One in five retail workers plans to leave the industry, but that’s just the tip of the wellbeing crisis in retail, says Retail Trust chief executive Chris Brook-Carter.

More than eight out of 10 retail workers experienced a decline in their mental health in the past year and 20% now plan to leave the sector (33% at larger retailers). Meanwhile, more than half of line managers feel ill-equipped to deal with their team’s mental health issues and a quarter of them also plan to leave. 

This shocking data was collected from more than 1,500 retail workers for the Retail Trust’s latest Health of Retail report, launched to help us understand the challenges facing people working in the industry and to help us direct employers in supporting them.  

It found that concerns around finances, rising levels of customer-led abuse and deteriorating mental health coming out of the pandemic has led to a wellbeing crisis in retail.

It discovered that over-burdened line managers desperately need more support to help their teams through this crisis. 

And it shows that the future of the sector itself is facing huge challenges as we exit Covid and struggle with the cost-of-living crisis. 

Standing at a crossroads

Further data, released at this year’s Retail Week Live when we partnered with Microsoft to ‘hack’ the happiness of the industry, found that younger retail workers aged 16-29 are the unhappiest. 

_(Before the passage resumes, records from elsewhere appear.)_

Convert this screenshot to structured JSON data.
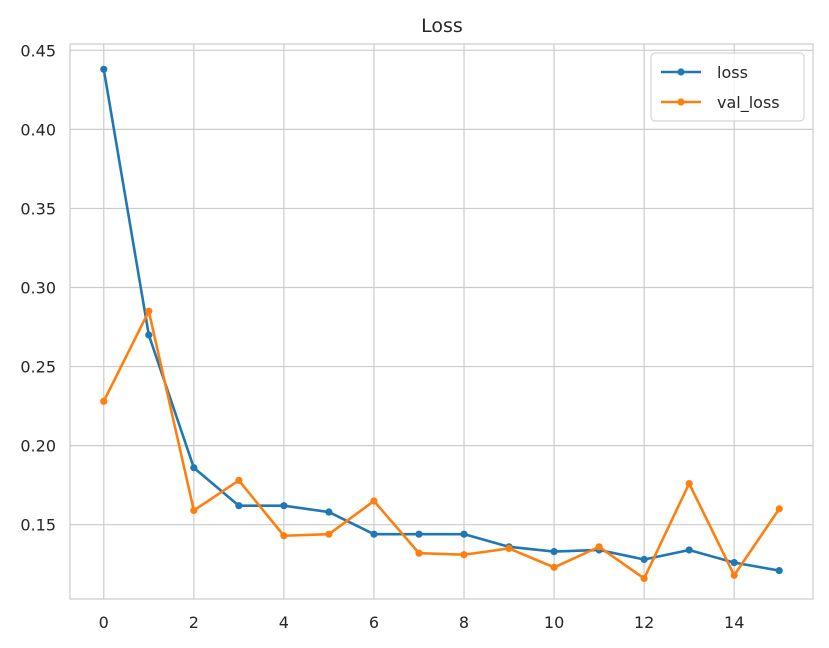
{
  "chart_data": {
    "type": "line",
    "title": "Loss",
    "xlabel": "",
    "ylabel": "",
    "x": [
      0,
      1,
      2,
      3,
      4,
      5,
      6,
      7,
      8,
      9,
      10,
      11,
      12,
      13,
      14,
      15
    ],
    "xlim": [
      -0.75,
      15.75
    ],
    "ylim": [
      0.103,
      0.454
    ],
    "xticks": [
      0,
      2,
      4,
      6,
      8,
      10,
      12,
      14
    ],
    "yticks": [
      0.15,
      0.2,
      0.25,
      0.3,
      0.35,
      0.4,
      0.45
    ],
    "xtick_labels": [
      "0",
      "2",
      "4",
      "6",
      "8",
      "10",
      "12",
      "14"
    ],
    "ytick_labels": [
      "0.15",
      "0.20",
      "0.25",
      "0.30",
      "0.35",
      "0.40",
      "0.45"
    ],
    "grid": true,
    "legend_position": "top-right",
    "series": [
      {
        "name": "loss",
        "color": "#1f77b4",
        "values": [
          0.438,
          0.27,
          0.186,
          0.162,
          0.162,
          0.158,
          0.144,
          0.144,
          0.144,
          0.136,
          0.133,
          0.134,
          0.128,
          0.134,
          0.126,
          0.121
        ]
      },
      {
        "name": "val_loss",
        "color": "#ff7f0e",
        "values": [
          0.228,
          0.285,
          0.159,
          0.178,
          0.143,
          0.144,
          0.165,
          0.132,
          0.131,
          0.135,
          0.123,
          0.136,
          0.116,
          0.176,
          0.118,
          0.16
        ]
      }
    ]
  }
}
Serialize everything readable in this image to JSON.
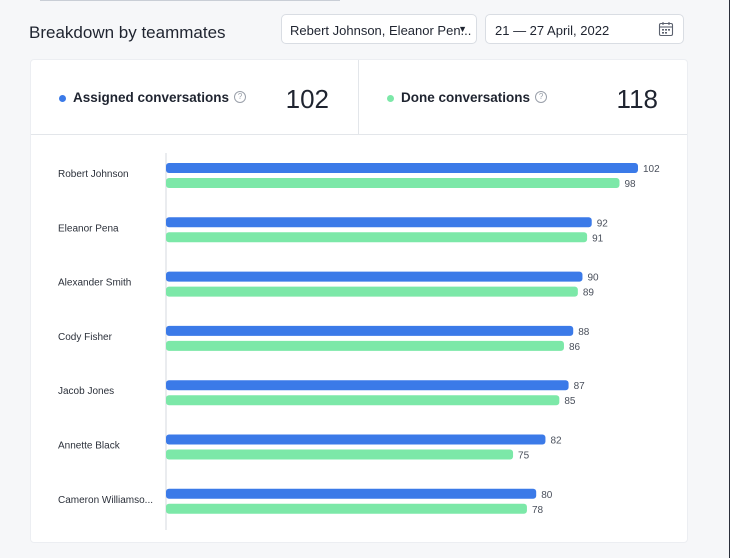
{
  "header": {
    "title": "Breakdown by teammates",
    "teammate_select": "Rebert Johnson, Eleanor Pen...",
    "date_range": "21 — 27 April, 2022"
  },
  "kpis": [
    {
      "label": "Assigned conversations",
      "value": "102",
      "color": "#3b7ae8",
      "help": "?"
    },
    {
      "label": "Done conversations",
      "value": "118",
      "color": "#7ce8a8",
      "help": "?"
    }
  ],
  "icons": {
    "dropdown": "caret-down-icon",
    "date": "calendar-icon",
    "help": "question-circle-icon"
  },
  "chart_data": {
    "type": "bar",
    "orientation": "horizontal",
    "categories": [
      "Robert Johnson",
      "Eleanor Pena",
      "Alexander Smith",
      "Cody Fisher",
      "Jacob Jones",
      "Annette Black",
      "Cameron Williamso..."
    ],
    "series": [
      {
        "name": "Assigned conversations",
        "color": "#3b7ae8",
        "values": [
          102,
          92,
          90,
          88,
          87,
          82,
          80
        ]
      },
      {
        "name": "Done conversations",
        "color": "#7ce8a8",
        "values": [
          98,
          91,
          89,
          86,
          85,
          75,
          78
        ]
      }
    ],
    "xlim": [
      0,
      102
    ],
    "grid": false,
    "title": "",
    "xlabel": "",
    "ylabel": ""
  }
}
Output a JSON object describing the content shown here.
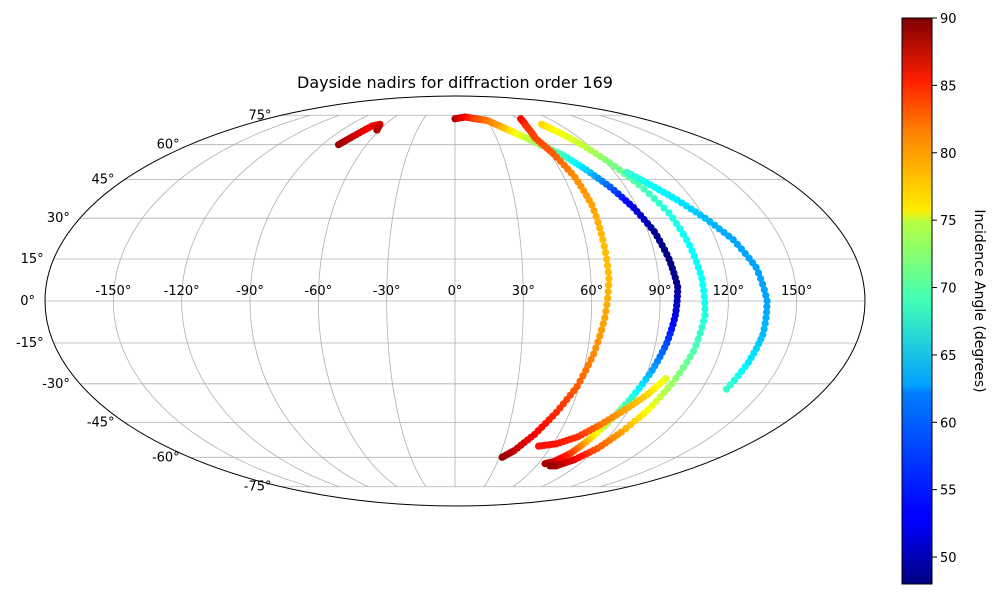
{
  "chart_data": {
    "type": "scatter",
    "projection": "mollweide",
    "title": "Dayside nadirs for diffraction order 169",
    "x_label": "",
    "y_label": "",
    "x_ticks": [
      "-150°",
      "-120°",
      "-90°",
      "-60°",
      "-30°",
      "0°",
      "30°",
      "60°",
      "90°",
      "120°",
      "150°"
    ],
    "y_ticks": [
      "75°",
      "60°",
      "45°",
      "30°",
      "15°",
      "0°",
      "-15°",
      "-30°",
      "-45°",
      "-60°",
      "-75°"
    ],
    "xlim": [
      -180,
      180
    ],
    "ylim": [
      -90,
      90
    ],
    "grid": true,
    "colormap": "jet",
    "colorbar": {
      "label": "Incidence Angle (degrees)",
      "range": [
        48,
        90
      ],
      "ticks": [
        "50",
        "55",
        "60",
        "65",
        "70",
        "75",
        "80",
        "85",
        "90"
      ]
    },
    "series": [
      {
        "points": [
          [
            -79,
            60,
            89
          ],
          [
            -75,
            64,
            87
          ],
          [
            -70,
            69,
            85
          ],
          [
            -65,
            70,
            86
          ],
          [
            -62,
            67,
            88
          ]
        ]
      },
      {
        "points": [
          [
            0,
            73,
            88
          ],
          [
            10,
            74,
            85
          ],
          [
            20,
            73,
            82
          ],
          [
            30,
            72,
            80
          ],
          [
            38,
            69,
            78
          ],
          [
            45,
            66,
            75
          ],
          [
            52,
            63,
            72
          ],
          [
            60,
            59,
            69
          ],
          [
            68,
            55,
            66
          ],
          [
            75,
            49,
            62
          ],
          [
            82,
            42,
            57
          ],
          [
            88,
            34,
            52
          ],
          [
            93,
            25,
            49
          ],
          [
            96,
            15,
            48
          ],
          [
            98,
            5,
            49
          ],
          [
            97,
            -5,
            52
          ],
          [
            95,
            -15,
            56
          ],
          [
            92,
            -25,
            60
          ],
          [
            88,
            -35,
            65
          ],
          [
            84,
            -44,
            70
          ],
          [
            80,
            -52,
            76
          ],
          [
            76,
            -58,
            82
          ],
          [
            70,
            -62,
            86
          ],
          [
            65,
            -63,
            88
          ]
        ]
      },
      {
        "points": [
          [
            63,
            73,
            85
          ],
          [
            60,
            69,
            83
          ],
          [
            58,
            63,
            82
          ],
          [
            62,
            56,
            81
          ],
          [
            66,
            46,
            79
          ],
          [
            68,
            35,
            78
          ],
          [
            68,
            22,
            77
          ],
          [
            68,
            8,
            77
          ],
          [
            66,
            -6,
            78
          ],
          [
            63,
            -19,
            79
          ],
          [
            59,
            -31,
            81
          ],
          [
            53,
            -41,
            83
          ],
          [
            46,
            -50,
            85
          ],
          [
            38,
            -57,
            87
          ],
          [
            32,
            -60,
            89
          ]
        ]
      },
      {
        "points": [
          [
            75,
            70,
            76
          ],
          [
            80,
            66,
            74
          ],
          [
            86,
            60,
            72
          ],
          [
            92,
            52,
            69
          ],
          [
            98,
            43,
            67
          ],
          [
            104,
            32,
            65
          ],
          [
            107,
            20,
            64
          ],
          [
            109,
            8,
            64
          ],
          [
            110,
            -5,
            65
          ],
          [
            108,
            -18,
            67
          ],
          [
            104,
            -30,
            70
          ],
          [
            100,
            -40,
            74
          ],
          [
            95,
            -49,
            78
          ],
          [
            90,
            -56,
            81
          ],
          [
            83,
            -61,
            85
          ],
          [
            75,
            -64,
            88
          ],
          [
            70,
            -64,
            89
          ]
        ]
      },
      {
        "points": [
          [
            97,
            48,
            66
          ],
          [
            104,
            43,
            64
          ],
          [
            112,
            37,
            63
          ],
          [
            120,
            30,
            61
          ],
          [
            128,
            22,
            60
          ],
          [
            134,
            12,
            60
          ],
          [
            137,
            0,
            60
          ],
          [
            137,
            -12,
            61
          ],
          [
            135,
            -22,
            63
          ],
          [
            132,
            -32,
            66
          ]
        ]
      },
      {
        "points": [
          [
            52,
            -55,
            84
          ],
          [
            62,
            -54,
            84
          ],
          [
            72,
            -51,
            83
          ],
          [
            80,
            -46,
            80
          ],
          [
            88,
            -40,
            78
          ],
          [
            95,
            -34,
            76
          ],
          [
            100,
            -28,
            73
          ]
        ]
      }
    ]
  }
}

This could lead to an exodus of talent as the next generation of shop managers and head office staff desert the sector rather than develop their careers from the shopfloor up. 

This all poses a serious long-term challenge when it comes to attracting and retaining staff. Perhaps one of the most serious in the Retail Trust’s entire 190-year history. 

I strongly believe a retail sector united around the health, happiness and hope of its people can create wide-ranging, lasting, social and economic change. 

“I strongly believe a retail sector united around the health, happiness and hope of its people can create wide-ranging, lasting, social and economic change”

Their health is intrinsically linked to the health of the entire industry. Their happiness underpins the perception not only of individual businesses but the cultural image of the sector. And their hope for their future is fundamental to our collective hope to see UK retail evolve, survive and thrive. 

We stand at an important crossroads. We know the retail industry is committed to improving workplace wellbeing as more businesses than ever have joined forces with the Retail Trust in the past year to help to do so.

However, our research shows there’s still a clear and worrying gap between how retailers think their employees are feeling and the stark reality. 

Our Health of Retail report does not make for easy reading for anyone working in the sector. It may show how far the industry has come in a year, but it also fires a warning shot that this journey has only just begun.